Ho visto di recente che il procuratore di Roma, Giuseppe Pignatone,
ha solennemente commemorato Giovanni Falcone. Peccato che il martire di
Capaci scrivesse nei suoi diari che i suoi colleghi Pignatone e Lo
Forte andassero dal cardinale Pappalardo ad acquisire notizie sul
processo per l'omicidio Mattarella non avvisando lui, il responsabile
del coordinamento delle indagini antimafia a Palermo. Molti la ricordano
quella geografia interna del Palazzo dei veleni palermitano. Giuseppe
Pignatone e Guido Lo Forte "i gemelli", oppure collodianamente definiti "il gatto e la volpe", i preferiti dal dottore Piero Giammanco,
il procuratore che depotenzio' Falcone e lo costrinse a trasferirsi al
ministero. Quel procuratore di Palermo sarà rimosso a carneficine
avvenute, non prima di aver fatto ingoiare bocconi amari a Paolo Borsellino durante i 57 giorni
che separano Capaci da via D'Amelio.
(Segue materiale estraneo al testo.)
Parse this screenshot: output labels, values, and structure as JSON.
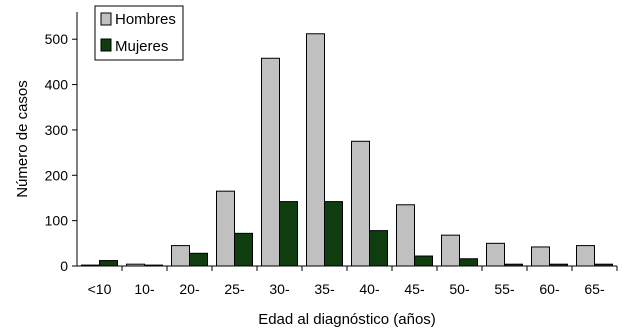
{
  "chart_data": {
    "type": "bar",
    "title": "",
    "xlabel": "Edad al diagnóstico (años)",
    "ylabel": "Número de casos",
    "categories": [
      "<10",
      "10-",
      "20-",
      "25-",
      "30-",
      "35-",
      "40-",
      "45-",
      "50-",
      "55-",
      "60-",
      "65-"
    ],
    "series": [
      {
        "name": "Hombres",
        "color": "#c0c0c0",
        "values": [
          2,
          4,
          45,
          165,
          458,
          512,
          275,
          135,
          68,
          50,
          42,
          45
        ]
      },
      {
        "name": "Mujeres",
        "color": "#0f3d0f",
        "values": [
          12,
          2,
          28,
          72,
          142,
          142,
          78,
          22,
          16,
          4,
          4,
          4
        ]
      }
    ],
    "ylim": [
      0,
      560
    ],
    "yticks": [
      0,
      100,
      200,
      300,
      400,
      500
    ],
    "grid": false,
    "legend": "top-left"
  }
}
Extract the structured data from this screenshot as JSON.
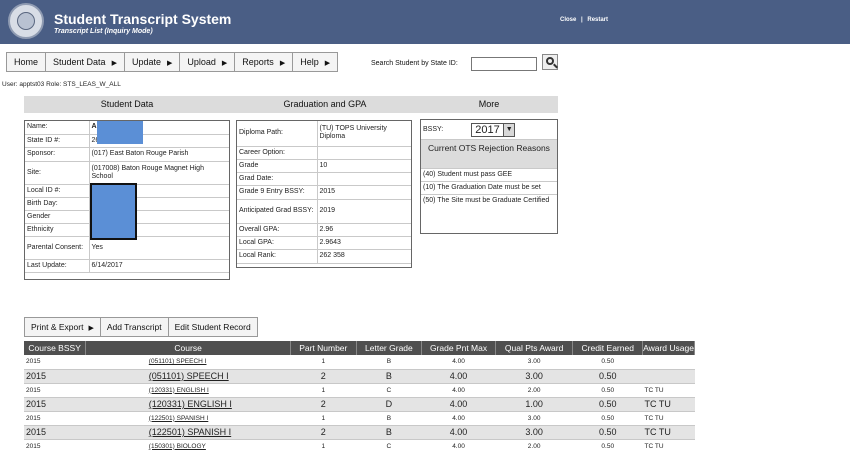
{
  "header": {
    "title": "Student Transcript System",
    "subtitle": "Transcript List (Inquiry Mode)",
    "close_label": "Close",
    "separator": "|",
    "restart_label": "Restart"
  },
  "menu": {
    "items": [
      {
        "label": "Home",
        "arrow": ""
      },
      {
        "label": "Student Data",
        "arrow": "▶"
      },
      {
        "label": "Update",
        "arrow": "▶"
      },
      {
        "label": "Upload",
        "arrow": "▶"
      },
      {
        "label": "Reports",
        "arrow": "▶"
      },
      {
        "label": "Help",
        "arrow": "▶"
      }
    ]
  },
  "search": {
    "label": "Search Student by State ID:",
    "value": ""
  },
  "user_line": "User: apptst03 Role: STS_LEAS_W_ALL",
  "sections": {
    "student_data": "Student Data",
    "graduation": "Graduation and GPA",
    "more": "More"
  },
  "student": {
    "rows": [
      {
        "label": "Name:",
        "value": "Al"
      },
      {
        "label": "State ID #:",
        "value": "26"
      },
      {
        "label": "Sponsor:",
        "value": "(017) East Baton Rouge Parish"
      },
      {
        "label": "Site:",
        "value": "(017008) Baton Rouge Magnet High School"
      },
      {
        "label": "Local ID #:",
        "value": ""
      },
      {
        "label": "Birth Day:",
        "value": ""
      },
      {
        "label": "Gender",
        "value": ""
      },
      {
        "label": "Ethnicity",
        "value": ""
      },
      {
        "label": "Parental Consent:",
        "value": "Yes"
      },
      {
        "label": "Last Update:",
        "value": "6/14/2017"
      }
    ]
  },
  "graduation": {
    "rows": [
      {
        "label": "Diploma Path:",
        "value": "(TU) TOPS University Diploma"
      },
      {
        "label": "Career Option:",
        "value": ""
      },
      {
        "label": "Grade",
        "value": "10"
      },
      {
        "label": "Grad Date:",
        "value": ""
      },
      {
        "label": "Grade 9 Entry BSSY:",
        "value": "2015"
      },
      {
        "label": "Anticipated Grad BSSY:",
        "value": "2019"
      },
      {
        "label": "Overall GPA:",
        "value": "2.96"
      },
      {
        "label": "Local GPA:",
        "value": "2.9643"
      },
      {
        "label": "Local Rank:",
        "value": "262 358"
      }
    ]
  },
  "more": {
    "bssy_label": "BSSY:",
    "bssy_value": "2017",
    "ots_title": "Current OTS Rejection Reasons",
    "reasons": [
      "(40) Student must pass GEE",
      "(10) The Graduation Date must be set",
      "(50) The Site must be Graduate Certified"
    ]
  },
  "actions": {
    "print_export": "Print & Export",
    "print_arrow": "▶",
    "add_transcript": "Add Transcript",
    "edit_record": "Edit Student Record"
  },
  "transcript": {
    "columns": [
      "Course BSSY",
      "Course",
      "Part Number",
      "Letter Grade",
      "Grade Pnt Max",
      "Qual Pts Award",
      "Credit Earned",
      "Award Usage"
    ],
    "rows": [
      {
        "style": "small",
        "bssy": "2015",
        "course": "(051101) SPEECH I",
        "part": "1",
        "grade": "B",
        "max": "4.00",
        "qual": "3.00",
        "credit": "0.50",
        "usage": ""
      },
      {
        "style": "big",
        "bssy": "2015",
        "course": "(051101) SPEECH I",
        "part": "2",
        "grade": "B",
        "max": "4.00",
        "qual": "3.00",
        "credit": "0.50",
        "usage": ""
      },
      {
        "style": "small",
        "bssy": "2015",
        "course": "(120331) ENGLISH I",
        "part": "1",
        "grade": "C",
        "max": "4.00",
        "qual": "2.00",
        "credit": "0.50",
        "usage": "TC TU"
      },
      {
        "style": "big",
        "bssy": "2015",
        "course": "(120331) ENGLISH I",
        "part": "2",
        "grade": "D",
        "max": "4.00",
        "qual": "1.00",
        "credit": "0.50",
        "usage": "TC TU"
      },
      {
        "style": "small",
        "bssy": "2015",
        "course": "(122501) SPANISH I",
        "part": "1",
        "grade": "B",
        "max": "4.00",
        "qual": "3.00",
        "credit": "0.50",
        "usage": "TC TU"
      },
      {
        "style": "big",
        "bssy": "2015",
        "course": "(122501) SPANISH I",
        "part": "2",
        "grade": "B",
        "max": "4.00",
        "qual": "3.00",
        "credit": "0.50",
        "usage": "TC TU"
      },
      {
        "style": "small",
        "bssy": "2015",
        "course": "(150301) BIOLOGY",
        "part": "1",
        "grade": "C",
        "max": "4.00",
        "qual": "2.00",
        "credit": "0.50",
        "usage": "TC TU"
      }
    ]
  }
}
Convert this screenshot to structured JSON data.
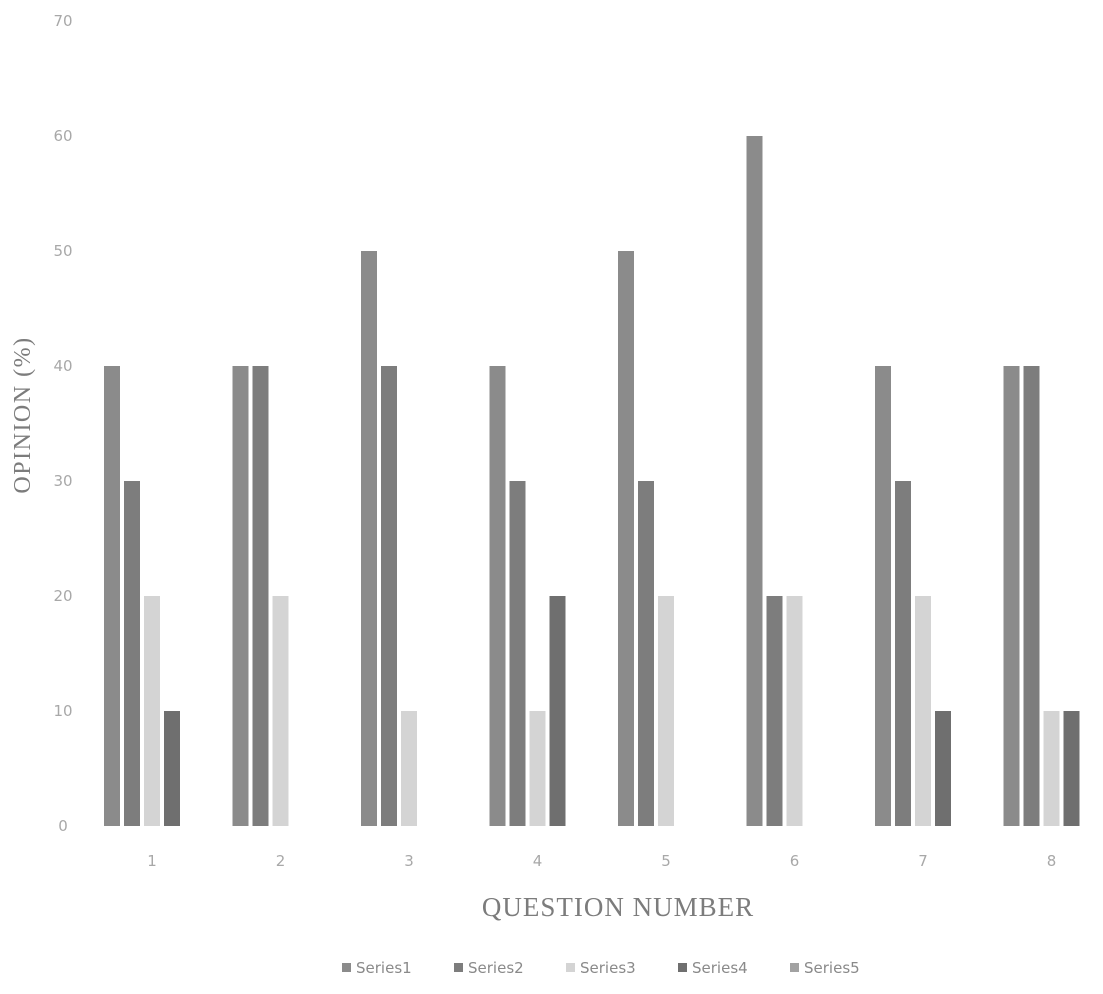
{
  "chart_data": {
    "type": "bar",
    "title": "",
    "xlabel": "QUESTION NUMBER",
    "ylabel": "OPINION (%)",
    "categories": [
      "1",
      "2",
      "3",
      "4",
      "5",
      "6",
      "7",
      "8"
    ],
    "ylim": [
      0,
      70
    ],
    "yticks": [
      "0",
      "10",
      "20",
      "30",
      "40",
      "50",
      "60",
      "70"
    ],
    "grid": false,
    "legend_position": "bottom",
    "series": [
      {
        "name": "Series1",
        "color": "#8b8b8b",
        "values": [
          40,
          40,
          50,
          40,
          50,
          60,
          40,
          40
        ]
      },
      {
        "name": "Series2",
        "color": "#7d7d7d",
        "values": [
          30,
          40,
          40,
          30,
          30,
          20,
          30,
          40
        ]
      },
      {
        "name": "Series3",
        "color": "#d4d4d4",
        "values": [
          20,
          20,
          10,
          10,
          20,
          20,
          20,
          10
        ]
      },
      {
        "name": "Series4",
        "color": "#6f6f6f",
        "values": [
          10,
          0,
          0,
          20,
          0,
          0,
          10,
          10
        ]
      },
      {
        "name": "Series5",
        "color": "#a2a2a2",
        "values": [
          0,
          0,
          0,
          0,
          0,
          0,
          0,
          0
        ]
      }
    ]
  }
}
Pignatone, figlio di Francesco,
deputato democristiano, invece recentemente a Reggio Calabria ha vissuto
la sua stagione alla Falcone, e si spera che quei duri giorni
palermitani tra giudici bianchi e neri lo abbiano profondamente
cambiato.
Qualcuno ricorda certamente le improbabili capigliature della signora
Ombretta Fumagalli Carulli, membro del Csm e politica ondivaga delle due
repubbliche. Si ricorda meno che la cattolica giurista sul Giornale di Montanelli accusava Falcone di aver coperto nelle sue indagini il costruttore Costanzo. Una firma in buona compagnia di Lino Jannuzzi,
celebre mafiologo di professione che sul "Giornale di Napoli" infilava
la penna nel curaro per accusare Falcone e De Gennaro di essere i
principali responsabili della debacle dello Stato nei confronti della
mafia e speriamo che la soffiata non sia arrivata dal suo capocorrente Dell'Utri,
e in questa pubblicistica dimenticata non si puo' non contemplare il
corsivismo militante del palermitano Giornale di Sicilia sostenuta dal
garantismo peloso del giudice Geraci, di Vincenzo Vitale (sarà
collaboratore del guardasigilli forzista Alfredo Biondi) e del
condirettore Giovanni Pepi che prontamente dopo "l'attentatuni"
modificheranno le loro idee facendo dire a Maria Falcone: "Ora mi sorridono quelle serpi".
Anche l'Unità fece le barricate contro le idee innovatrici di Falcone e chiamo uno dei suoi piu' illustri costituzionalisti, Alessandro Pizzorusso, membro lottizzato del Csm per far scrivere a futura memoria: " Falcone superprocuratore? Non puo' farlo, vi dico perche?".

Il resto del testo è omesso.